I am not dictating to anyone how they feel or how they deal with it.

But if they are asking for respect or applause, they won't get it from me.

AmysTiara · 22/03/2014 12:24

I also hate the terms like battling and fighting. Its down to sheer luck if you survive cancer nothing else. My friends 10 yr old died 2 weeks ago of cancer. Its a horrible heartbreaking time and i dont condemn anyone for raising awareness but phrases like " lost his fight" make me so angry

daisychain01 · 22/03/2014 13:39

Spero

My OP was commenting on my experience of seeing the man I love undergo an 8 hour operation to remove a tumour from his face that had metastased in only a matter of weeks. I experienced seeing him preparing himself mentally prior to the op and also I had counselling because prior to my DP I was a widow so I was facing a loss of the man who was my additional chance for happiness. We went thu it together, he said in his word I supported him thru that battle. He has every right to use that word

I do not apologise for rationalising the whole experience we went thru together. It was a battle. Had he not pulled thru, I would have been devastated but would have equated it to a failing, just that cancer took him away from me. That is my story. Please dont minimise it with crass pre-judgement about people because you dont have a clue.

Spero · 22/03/2014 13:50

My reactions are based on my own diagnosis with cancer and watching my mother die this year, suffering and afraid, three months from diagnosis to death.

So I will have the reactions and the grief I want thanks, without being drawn into misery top trumps or competing as to which of us has had it harder, suffered more or been more afraid.

daisychain01 · 22/03/2014 13:51

but would not have equated it to a failing,

daisychain01 · 22/03/2014 13:55

Um I think you got involved in that level of discussion. I dare not comment on your circumstances for fear of offending you further. Had you been a friend in RL you would know where Im coming from on all this.

Probably a serious limitation of MN is only having a few meagre and inadequate words with which to get my point across on such an emotional subject.

I do wish you well and no hard feelings at all.

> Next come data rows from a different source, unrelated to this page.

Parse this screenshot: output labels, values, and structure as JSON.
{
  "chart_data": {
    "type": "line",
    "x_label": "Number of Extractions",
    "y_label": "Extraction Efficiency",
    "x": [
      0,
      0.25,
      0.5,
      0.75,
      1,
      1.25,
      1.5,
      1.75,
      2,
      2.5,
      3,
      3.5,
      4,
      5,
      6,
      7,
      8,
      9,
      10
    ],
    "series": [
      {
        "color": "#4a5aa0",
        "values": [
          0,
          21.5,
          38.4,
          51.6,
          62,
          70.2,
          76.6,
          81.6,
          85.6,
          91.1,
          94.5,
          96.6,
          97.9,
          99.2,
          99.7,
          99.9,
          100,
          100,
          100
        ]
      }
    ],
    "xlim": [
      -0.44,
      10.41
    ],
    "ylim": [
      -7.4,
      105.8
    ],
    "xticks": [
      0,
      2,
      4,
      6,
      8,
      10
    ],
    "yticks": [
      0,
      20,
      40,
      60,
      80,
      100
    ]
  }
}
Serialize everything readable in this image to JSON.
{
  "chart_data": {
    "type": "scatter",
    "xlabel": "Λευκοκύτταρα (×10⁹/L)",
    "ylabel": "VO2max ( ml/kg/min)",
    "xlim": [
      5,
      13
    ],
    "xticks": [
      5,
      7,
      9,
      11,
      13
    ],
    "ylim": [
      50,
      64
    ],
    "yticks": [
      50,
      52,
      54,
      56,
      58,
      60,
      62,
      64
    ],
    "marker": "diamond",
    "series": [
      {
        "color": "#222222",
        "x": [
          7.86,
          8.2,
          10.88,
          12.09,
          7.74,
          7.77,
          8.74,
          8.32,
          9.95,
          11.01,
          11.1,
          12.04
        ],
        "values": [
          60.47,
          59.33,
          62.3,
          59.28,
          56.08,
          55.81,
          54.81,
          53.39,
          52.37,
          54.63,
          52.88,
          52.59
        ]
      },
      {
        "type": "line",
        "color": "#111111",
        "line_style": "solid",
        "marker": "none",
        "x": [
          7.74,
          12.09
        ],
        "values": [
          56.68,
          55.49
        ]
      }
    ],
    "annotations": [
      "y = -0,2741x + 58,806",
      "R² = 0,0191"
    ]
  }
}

IamtheZombie · 22/03/2014 13:58

Zombie has documented her journey with cancer fairly extensively on here and on Facebook. Full information about her most recent steps on that journey are on this thread:

www.mumsnet.com/Talk/_chat/2016081-Zombie-needs-her-limbs-holding?msgid=45908082

She posted her reasons for not supporting the selfies on this thread:

www.mumsnet.com/Talk/am_i_being_unreasonable/2029718-To-wonder-how-the-no-make-up-selfie-raises-awareness?msgid=45875100

She completely agrees with Spero about the bravery / battling / fighting comments. It's not brave when you have no other option. Any battling / fighting is taking place at a cellular level. The doctors and nurses are the ones doing the active fighting.

Zombie is also not overly keen on all the pinkness. Breast cancer is anything but pink and fluffy.